The First Wisden Cricketers of the Year — Six Great Bowlers, 1889

England / Australia

1889-04-15

Wisden's 1889 Almanack inaugurated what became the most prestigious individual award in cricket: the Cricketers of the Year. The first list — picked by editor Charles Pardon to mark the bowler-dominated 1888 summer — named six Great Bowlers: George Lohmann, Bobby Peel, Johnny Briggs (England), Charlie Turner, JJ Ferris and Sammy Woods (Australia). Between them they had taken 1,272 wickets in 1888 at 11.89 apiece.

#wisden#1889#cricketers-of-the-year
Moderate

The Currie Cup — South Africa's First-Class Foundation, 1889

South African colonies

1889-04-05

Sir Donald Currie, the Scottish-born shipping magnate who funded England's 1888-89 tour of South Africa, donated a trophy at the end of the trip for an inter-colonial cricket competition. The first Currie Cup was contested in 1889-90 — a single-match competition won by Kimberley over Transvaal. It became the foundational competition of South African first-class cricket.

#currie-cup#south-africa#1889
Moderate

C. Aubrey Smith — 'Round-the-Corner' and First England Captain in South Africa

England v South Africa

1889-03-12

Charles Aubrey Smith was a tall fast-medium Sussex amateur with one of the strangest run-ups in cricket history — a sweeping curve that started from deep mid-off or even from behind the umpire and brought him in at the crease from an unexpected angle. WG Grace remarked it was 'rather startling when he suddenly appears at the bowling crease'. In March 1889, Smith captained the first English side to play a Test in South Africa, took 5/19 in the first innings of that Test, and remains the only player ever to captain England in his one and only Test appearance.

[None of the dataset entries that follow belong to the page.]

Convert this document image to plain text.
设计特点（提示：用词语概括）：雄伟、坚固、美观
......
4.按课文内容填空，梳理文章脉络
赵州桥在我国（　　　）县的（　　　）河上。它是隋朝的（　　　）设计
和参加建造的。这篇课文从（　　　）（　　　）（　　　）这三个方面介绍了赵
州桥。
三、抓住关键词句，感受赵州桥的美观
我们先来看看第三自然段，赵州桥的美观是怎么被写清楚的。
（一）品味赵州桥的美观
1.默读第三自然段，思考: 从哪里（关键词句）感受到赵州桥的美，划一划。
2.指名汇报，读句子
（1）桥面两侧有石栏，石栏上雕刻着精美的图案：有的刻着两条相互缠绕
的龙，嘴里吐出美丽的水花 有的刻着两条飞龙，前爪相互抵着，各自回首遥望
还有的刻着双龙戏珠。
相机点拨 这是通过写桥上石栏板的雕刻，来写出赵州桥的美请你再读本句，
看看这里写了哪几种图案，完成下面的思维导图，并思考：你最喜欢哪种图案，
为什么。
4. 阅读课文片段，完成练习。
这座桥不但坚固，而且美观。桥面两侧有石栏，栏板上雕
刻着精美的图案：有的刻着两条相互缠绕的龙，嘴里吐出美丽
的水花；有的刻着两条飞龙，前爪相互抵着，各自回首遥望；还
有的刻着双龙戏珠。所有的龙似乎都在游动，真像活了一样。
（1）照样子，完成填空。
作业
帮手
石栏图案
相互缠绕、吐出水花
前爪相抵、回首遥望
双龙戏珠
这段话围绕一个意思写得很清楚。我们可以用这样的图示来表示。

#aubrey-smith#round-the-corner#fast-bowler
Moderate

Bernard Tancred — First Man to Carry His Bat in a Test, 1889

South Africa v England

1889-03-26

On 26 March 1889 at Newlands, Cape Town, Augustus Bernard Tancred batted through a South African innings of 47 all out, finishing 26 not out as Johnny Briggs took 8 for 11 around him. The performance was modest in raw terms but historic: Tancred became the first batsman to carry his bat through a completed innings in Test cricket. His unbeaten 26 out of 47 remains the lowest score by anyone carrying their bat through a Test innings, more than 130 years later.